The city was founded in 1565 and it used to belong to the Spanish and the Catholic Church of course, which pretty much ravaged the area with its convert-or-die agenda that the church is famous for. No fuzzy, warm feelings for those back in the days Catholics who ruled with an iron fist and an eagerness to slit throats, hang or burn all in the name of Jesus. Matanzas Bay (or Matanzas River) which is neither a river nor a bay, but an inlet or estuary was called that charming name “Matanzas” meaning Slaughter or massacre because of all the French Huguenots or Protestants that were slaughtered by charming man that was Pedro Menendez de Aviles who held a mass (the first ever catholic mass in the U.S.) and then went off all filled with Christian passion and self-righteousness to kill a bunch of non Catholics and then slaughtered 300 more or so because of heresy. You gotta love the beautiful things done in the name of Christ.

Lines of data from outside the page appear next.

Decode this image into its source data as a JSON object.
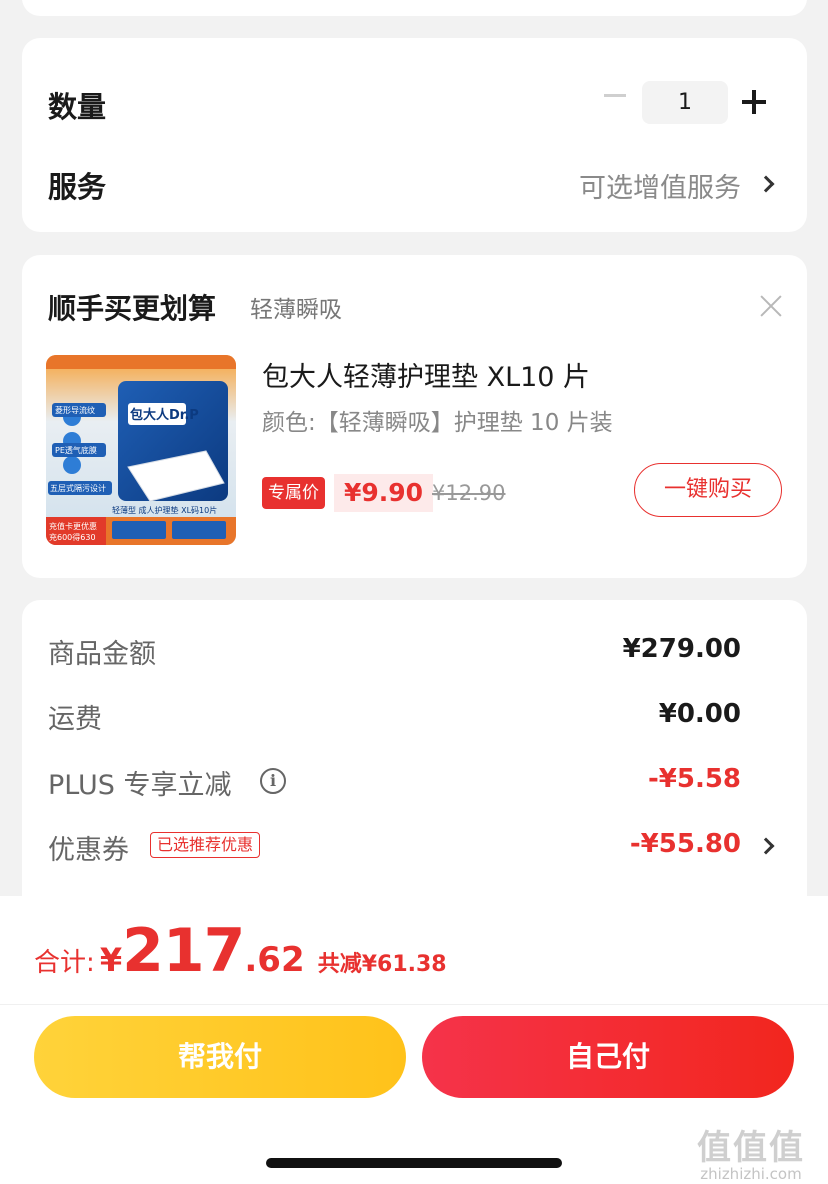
{
  "quantity_card": {
    "quantity_label": "数量",
    "quantity_value": "1",
    "service_label": "服务",
    "service_value": "可选增值服务"
  },
  "addon_card": {
    "title": "顺手买更划算",
    "subtitle": "轻薄瞬吸",
    "product": {
      "name": "包大人轻薄护理垫 XL10 片",
      "variant": "颜色:【轻薄瞬吸】护理垫 10 片装",
      "price_tag": "专属价",
      "price": "¥9.90",
      "original_price": "¥12.90",
      "buy_label": "一键购买",
      "image_brand": "包大人Dr.P",
      "image_caption": "轻薄型 成人护理垫 XL码10片",
      "image_features": [
        "菱形导流纹",
        "PE透气底膜",
        "五层式隔污设计"
      ],
      "image_promo": [
        "充值卡更优惠",
        "充600得630"
      ]
    }
  },
  "fee_card": {
    "rows": [
      {
        "label": "商品金额",
        "value": "¥279.00"
      },
      {
        "label": "运费",
        "value": "¥0.00"
      },
      {
        "label": "PLUS 专享立减",
        "value": "-¥5.58"
      },
      {
        "label": "优惠券",
        "value": "-¥55.80",
        "badge": "已选推荐优惠"
      }
    ]
  },
  "bottom_bar": {
    "total_label": "合计:",
    "total_currency": "¥",
    "total_integer": "217",
    "total_decimal": ".62",
    "total_saved": "共减¥61.38",
    "pay_friend_label": "帮我付",
    "pay_self_label": "自己付"
  },
  "watermark": {
    "glyphs": "值值值",
    "text": "zhizhizhi.com"
  },
  "colors": {
    "accent_red": "#e8312f",
    "yellow_button": "#ffc21a",
    "red_button": "#f2261e",
    "background": "#f2f2f2"
  }
}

We walked the streets in our trolley super corny in our red trains and hanging cameras and enjoyed the city with its old walls, the Castillo de San Marcos, the Flagler….everything and the old Victorian houses. I have an obsession with Victorian Houses, they make me sigh, shiver, crave, and long for hoop skirts, bonnets, parasols and horse drawn carriages. I have my computer filled with pictures of Victorian Houses from when I visited Connecticut, Maryland, and South Carolina, my short stint in Massachusetts and now from Saint Augustine. I think is ironic that I dislike Florida for its lack of history, for its newness, for its terracotta shingle roofs and the anal retentive landscape where every bush, flower and stone is separated with mathematical accuracy and yet Saint Augustine is THE oldest city in the United States.

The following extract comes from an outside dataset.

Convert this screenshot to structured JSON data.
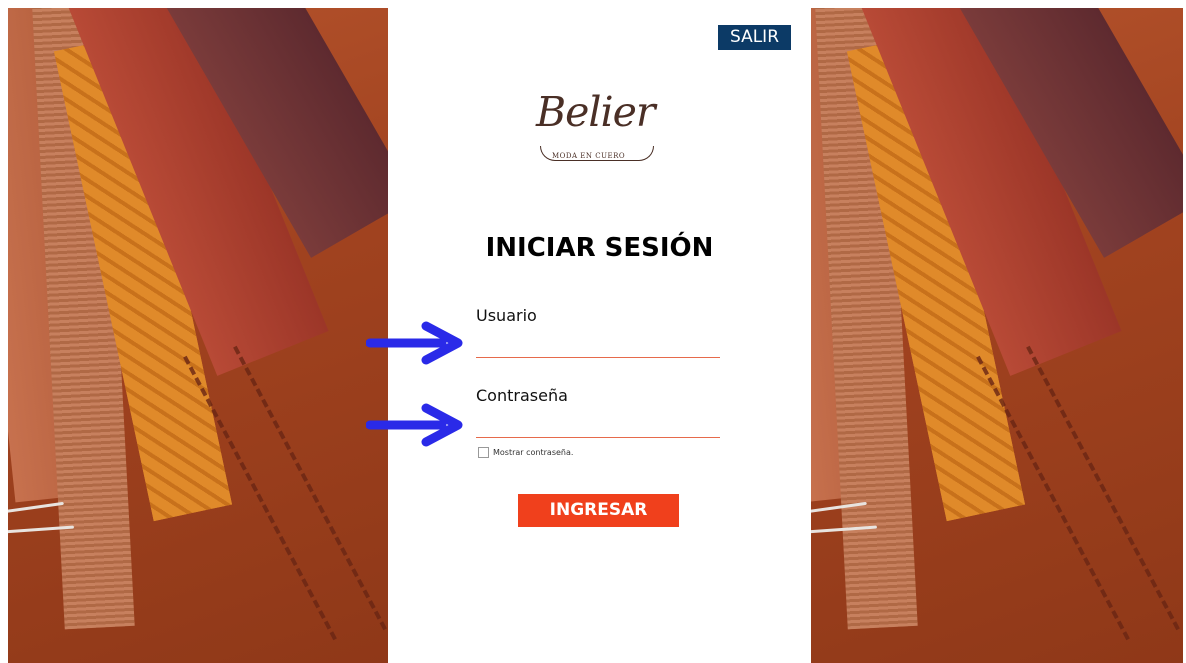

I love being surrounded by history; it makes me feel…I don’t know... I can’t describe it, it’s a combination of the hibbie jibbies and wonder, wonder that I have walked the same cobblestone roads as someone did 200 years before, touched the same walls, maybe felt the same feelings. When we were at the Castillo de San Marcos we walked the barracks and saw in the wall the carvings of some soldier that had wanted to make his mark, he left his initials E.H. Hancock, December 1884. It makes one wonder, what happened to E.H. Hancock? What did he look like? Did he live much longer? Did he die in the fort? Did he perish of the yellow fever that later that century killed a third of the town’s population? Did he fall in love? Did he marry? Was he happy?
Old buildings, history, soldiers and the 1800s always make me feel melancholy. Don’t know why but that is always the case. At first I am always excited to see the places and once I’m there I feel a little sad for what was and is no longer. It’s weird but I miss those long dead strangers as if they were friends I haven’t seen in a while. This makes me believe even more in reincarnation! Well Saint Augustine was beautiful, it made me like a little more this crazy State of Florida that I have never been a fan of, it made me even more firm in my believe that the Catholic Church has always been fucked up and probably always will be.

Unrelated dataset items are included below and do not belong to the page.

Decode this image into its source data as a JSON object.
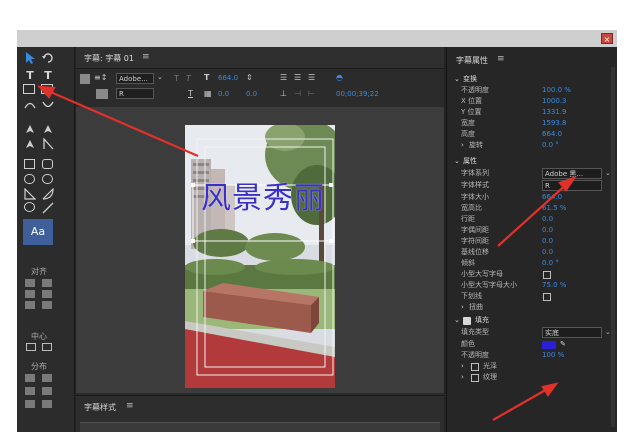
{
  "window": {
    "close_glyph": "×"
  },
  "tools": {
    "align_label": "对齐",
    "center_label": "中心",
    "distribute_label": "分布",
    "text_tool_glyph": "T",
    "style_swatch": "Aa"
  },
  "main_panel": {
    "title": "字幕: 字幕 01",
    "menu_glyph": "≡",
    "font_family": "Adobe...",
    "font_style": "R",
    "font_size": "664.0",
    "kerning": "0.0",
    "leading": "0.0",
    "timecode": "00;00;39;22",
    "subtitle_text": "风景秀丽"
  },
  "styles_panel": {
    "title": "字幕样式",
    "menu_glyph": "≡"
  },
  "properties": {
    "title": "字幕属性",
    "menu_glyph": "≡",
    "transform_section": "变换",
    "opacity_label": "不透明度",
    "opacity_value": "100.0 %",
    "x_label": "X 位置",
    "x_value": "1000.3",
    "y_label": "Y 位置",
    "y_value": "1331.9",
    "width_label": "宽度",
    "width_value": "1593.8",
    "height_label": "高度",
    "height_value": "664.0",
    "rotation_label": "旋转",
    "rotation_value": "0.0 °",
    "props_section": "属性",
    "font_family_label": "字体系列",
    "font_family_value": "Adobe 黑...",
    "font_style_label": "字体样式",
    "font_style_value": "R",
    "font_size_label": "字体大小",
    "font_size_value": "664.0",
    "aspect_label": "宽高比",
    "aspect_value": "61.5 %",
    "leading_label": "行距",
    "leading_value": "0.0",
    "kerning_label": "字偶间距",
    "kerning_value": "0.0",
    "tracking_label": "字符间距",
    "tracking_value": "0.0",
    "baseline_label": "基线位移",
    "baseline_value": "0.0",
    "slant_label": "倾斜",
    "slant_value": "0.0 °",
    "smallcaps_label": "小型大写字母",
    "smallcaps_size_label": "小型大写字母大小",
    "smallcaps_size_value": "75.0 %",
    "underline_label": "下划线",
    "distort_label": "扭曲",
    "fill_section": "填充",
    "fill_type_label": "填充类型",
    "fill_type_value": "实底",
    "color_label": "颜色",
    "fill_color": "#2a1fd6",
    "fill_opacity_label": "不透明度",
    "fill_opacity_value": "100 %",
    "sheen_label": "光泽",
    "texture_label": "纹理"
  },
  "colors": {
    "accent_blue": "#3a8be0",
    "arrow_red": "#e0312b",
    "subtitle_blue": "#3a30c8"
  }
}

As I take a look at the pictures of the houses, the old streets, the old city entrance that is still standing I can’t help but wonder architectonically speaking what kind of legacy are we leaving behind? The world is filled with beautiful buildings full of history, pain, blood and tears and what exactly have we built?

Don’t get me wrong, I like leaving in this age where I don’t need a chaperone to walk the streets and I won’t be burned as a witch if I don’t the like the church. I rather like this age where I won’t succumb to a fever but can simply pop an antibiotic and the fact that the streets are paved and not heaped with horseshit. Why then is it that it all seems so much more heroic, more romantic back then?